Regular readers should know that we typically don’t watch bootleg films and TV shows for the blog. Trying to set a good example and all. But The Mouse and His Child has never been released in English on DVD, and I remember enjoying it as a kid, when HBO showed it frequently. There are bootlegs floating around with that omnipresent rainbow at the top of the screen that you’d get from VHS tapes, and this morning, I broke the rules and we watched it.
The movie was made in California by Murakami-Wolf Productions, the team behind many very forgettable 1970s TV specials, with some level of production or financial assistance from Japan’s Sanrio and, hidden right on the very last screen of credits at the end of the movie, Charles Schulz. I wonder what he brought to the table. Peter Ustinov voiced the villainous Manny the Rat, and Cloris Leachman and John Carradine joined him in the studio. It got a theatrical release in this country and was an HBO regular for most of a year. There were two VHS releases, but it’s been largely unavailable in English since the early nineties.
It’s actually a very strange film, defying a few of my expectations along the way. It’s sort of a proto-Toy Story, where tin toys come to life when nobody is looking. The protagonists are, interestingly, completely helpless without assistance. The Mouse and his Child are tin toys joined at the hands and they require somebody to wind them up in order to move anywhere.
Other than an eardrum-disintegrating song warbled by a little boy that tops and tails the movie, it’s pretty good. Our son enjoyed it, guffawing at some of the slapstick and curious what would happen next. I was intrigued by the filthy world of the story. It’s set in a city dump and the neighboring creek and pond, which are practically buried in trash and garbage that the animals have scavenged. The villain is a rat who uses wind-up toys to bring trash back into the dump for him to nebulously build some sort of empire. When the Mouse and his Child escape, thanks to a fatal mistake by one of his underlings, the villain becomes unreasonably obsessed with recapturing them.
I liked that there’s a level of danger in this film. One of the captive wind-ups is dismantled for scrap early on, and the henchrat I mentioned gets gobbled by a badger. The villain’s fate is prophesied, and so you’ll spend the entire movie waiting for a junkyard dog to show up and do him in. I was pleased that while the prophecy does come true, a dog does rise and a rat does fall, it doesn’t quite mean what we expect. There’s also one remarkably grisly moment when the villain loses his temper and the camera doesn’t show what he’s doing, but focuses on the bad guy as he realises that he has gone too far.
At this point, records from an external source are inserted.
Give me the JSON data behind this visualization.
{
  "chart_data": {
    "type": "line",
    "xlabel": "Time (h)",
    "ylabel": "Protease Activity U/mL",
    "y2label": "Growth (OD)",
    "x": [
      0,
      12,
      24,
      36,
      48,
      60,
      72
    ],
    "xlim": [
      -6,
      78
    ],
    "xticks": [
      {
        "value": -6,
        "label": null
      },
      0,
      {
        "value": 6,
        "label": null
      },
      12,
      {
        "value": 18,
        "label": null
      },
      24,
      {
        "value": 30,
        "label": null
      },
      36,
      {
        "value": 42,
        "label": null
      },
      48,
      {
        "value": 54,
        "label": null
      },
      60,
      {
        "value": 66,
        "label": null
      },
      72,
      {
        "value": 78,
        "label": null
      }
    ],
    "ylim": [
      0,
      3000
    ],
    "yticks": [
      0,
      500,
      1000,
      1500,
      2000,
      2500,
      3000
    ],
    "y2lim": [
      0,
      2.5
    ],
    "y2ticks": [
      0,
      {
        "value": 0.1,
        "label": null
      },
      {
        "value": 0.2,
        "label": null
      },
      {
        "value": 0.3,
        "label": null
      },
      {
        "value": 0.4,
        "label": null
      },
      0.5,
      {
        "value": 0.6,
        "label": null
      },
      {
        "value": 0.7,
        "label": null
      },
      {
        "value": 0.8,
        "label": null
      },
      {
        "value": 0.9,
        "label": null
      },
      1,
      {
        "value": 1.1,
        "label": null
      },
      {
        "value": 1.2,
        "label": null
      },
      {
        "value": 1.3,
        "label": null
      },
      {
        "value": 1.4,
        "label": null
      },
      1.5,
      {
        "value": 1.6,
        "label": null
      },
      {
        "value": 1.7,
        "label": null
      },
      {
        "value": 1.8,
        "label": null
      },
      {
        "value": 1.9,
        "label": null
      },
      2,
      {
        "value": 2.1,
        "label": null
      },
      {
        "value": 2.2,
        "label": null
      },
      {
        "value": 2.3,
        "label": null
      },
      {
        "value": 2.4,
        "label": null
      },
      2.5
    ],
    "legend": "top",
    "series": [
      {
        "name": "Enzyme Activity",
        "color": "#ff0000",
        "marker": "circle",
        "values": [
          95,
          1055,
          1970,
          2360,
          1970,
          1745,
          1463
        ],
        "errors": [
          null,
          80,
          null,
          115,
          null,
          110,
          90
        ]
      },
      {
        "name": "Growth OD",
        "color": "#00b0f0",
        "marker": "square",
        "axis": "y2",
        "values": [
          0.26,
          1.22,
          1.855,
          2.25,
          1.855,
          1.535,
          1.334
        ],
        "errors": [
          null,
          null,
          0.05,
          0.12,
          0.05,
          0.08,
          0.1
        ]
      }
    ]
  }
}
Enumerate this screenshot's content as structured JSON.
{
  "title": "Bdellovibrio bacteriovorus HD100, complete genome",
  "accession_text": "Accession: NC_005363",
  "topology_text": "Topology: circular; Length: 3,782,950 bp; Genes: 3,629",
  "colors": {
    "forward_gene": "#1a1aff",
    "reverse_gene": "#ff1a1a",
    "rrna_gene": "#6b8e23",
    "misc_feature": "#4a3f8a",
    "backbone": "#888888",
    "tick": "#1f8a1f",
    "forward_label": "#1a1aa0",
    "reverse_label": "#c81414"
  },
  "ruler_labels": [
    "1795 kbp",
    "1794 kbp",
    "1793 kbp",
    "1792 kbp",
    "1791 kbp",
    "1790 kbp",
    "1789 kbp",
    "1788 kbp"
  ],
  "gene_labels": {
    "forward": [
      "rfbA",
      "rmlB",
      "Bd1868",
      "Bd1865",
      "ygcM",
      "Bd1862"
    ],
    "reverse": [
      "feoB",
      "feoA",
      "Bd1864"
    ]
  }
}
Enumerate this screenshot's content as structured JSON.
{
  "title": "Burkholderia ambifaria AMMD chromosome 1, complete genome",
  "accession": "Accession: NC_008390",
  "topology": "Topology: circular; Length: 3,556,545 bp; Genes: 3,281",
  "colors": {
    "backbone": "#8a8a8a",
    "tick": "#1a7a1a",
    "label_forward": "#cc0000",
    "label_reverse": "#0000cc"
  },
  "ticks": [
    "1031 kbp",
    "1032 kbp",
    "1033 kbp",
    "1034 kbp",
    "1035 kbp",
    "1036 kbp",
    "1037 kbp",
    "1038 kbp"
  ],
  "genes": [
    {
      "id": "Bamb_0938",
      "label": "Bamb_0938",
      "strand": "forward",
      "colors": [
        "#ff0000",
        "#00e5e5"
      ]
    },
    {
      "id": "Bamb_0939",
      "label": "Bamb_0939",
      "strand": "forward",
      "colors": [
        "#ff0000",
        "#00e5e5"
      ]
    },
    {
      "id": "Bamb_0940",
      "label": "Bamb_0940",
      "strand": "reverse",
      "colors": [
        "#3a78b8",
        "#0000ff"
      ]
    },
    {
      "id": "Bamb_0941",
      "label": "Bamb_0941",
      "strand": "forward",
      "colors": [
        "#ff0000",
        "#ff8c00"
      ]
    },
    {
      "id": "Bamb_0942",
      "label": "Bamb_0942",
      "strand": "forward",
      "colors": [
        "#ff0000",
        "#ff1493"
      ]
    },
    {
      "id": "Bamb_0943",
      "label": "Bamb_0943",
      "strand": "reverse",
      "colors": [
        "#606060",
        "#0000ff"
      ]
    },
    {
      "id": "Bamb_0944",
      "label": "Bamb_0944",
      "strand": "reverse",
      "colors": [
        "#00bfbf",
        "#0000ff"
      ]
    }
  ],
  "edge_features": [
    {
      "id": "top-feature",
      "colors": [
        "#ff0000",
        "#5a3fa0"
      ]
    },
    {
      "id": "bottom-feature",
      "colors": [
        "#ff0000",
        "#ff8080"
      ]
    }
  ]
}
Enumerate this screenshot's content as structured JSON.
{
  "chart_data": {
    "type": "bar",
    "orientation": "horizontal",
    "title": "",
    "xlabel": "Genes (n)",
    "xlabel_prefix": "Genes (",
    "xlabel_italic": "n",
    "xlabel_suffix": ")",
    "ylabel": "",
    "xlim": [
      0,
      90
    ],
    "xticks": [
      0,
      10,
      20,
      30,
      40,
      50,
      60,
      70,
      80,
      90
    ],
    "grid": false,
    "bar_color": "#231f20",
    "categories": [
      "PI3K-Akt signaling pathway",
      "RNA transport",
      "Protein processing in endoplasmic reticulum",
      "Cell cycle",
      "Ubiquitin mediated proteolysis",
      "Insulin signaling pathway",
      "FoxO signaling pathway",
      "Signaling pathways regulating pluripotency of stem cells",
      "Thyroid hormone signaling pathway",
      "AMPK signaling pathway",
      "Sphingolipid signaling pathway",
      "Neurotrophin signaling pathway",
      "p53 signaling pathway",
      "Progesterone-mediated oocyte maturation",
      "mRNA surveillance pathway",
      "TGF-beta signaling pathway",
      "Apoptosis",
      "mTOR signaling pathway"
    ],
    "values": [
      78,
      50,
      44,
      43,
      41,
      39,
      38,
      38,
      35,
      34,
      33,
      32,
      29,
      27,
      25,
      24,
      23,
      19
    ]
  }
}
You’ll notice I’ve written more about the villain than the protagonists. That’s probably because the Mouse and his Child are so helpless and swept along by “destiny,” physically moved from location to location by other characters. They have an objective – the Child wants two other wind-ups to become his mother and his sister and his dad just agrees – but they’re largely incapable of doing anything about it until the final reel. Of course, that’s also because when you put Peter Ustinov in the recording booth, you were largely giving him carte blanche to steal the show. So sure, it’s a flawed film, but a pretty good one, and now that I’ve watched it again, I can place the odd little fragment of memory of somebody in some forgotten movie yelling “Treacle brittle!” into its correct context.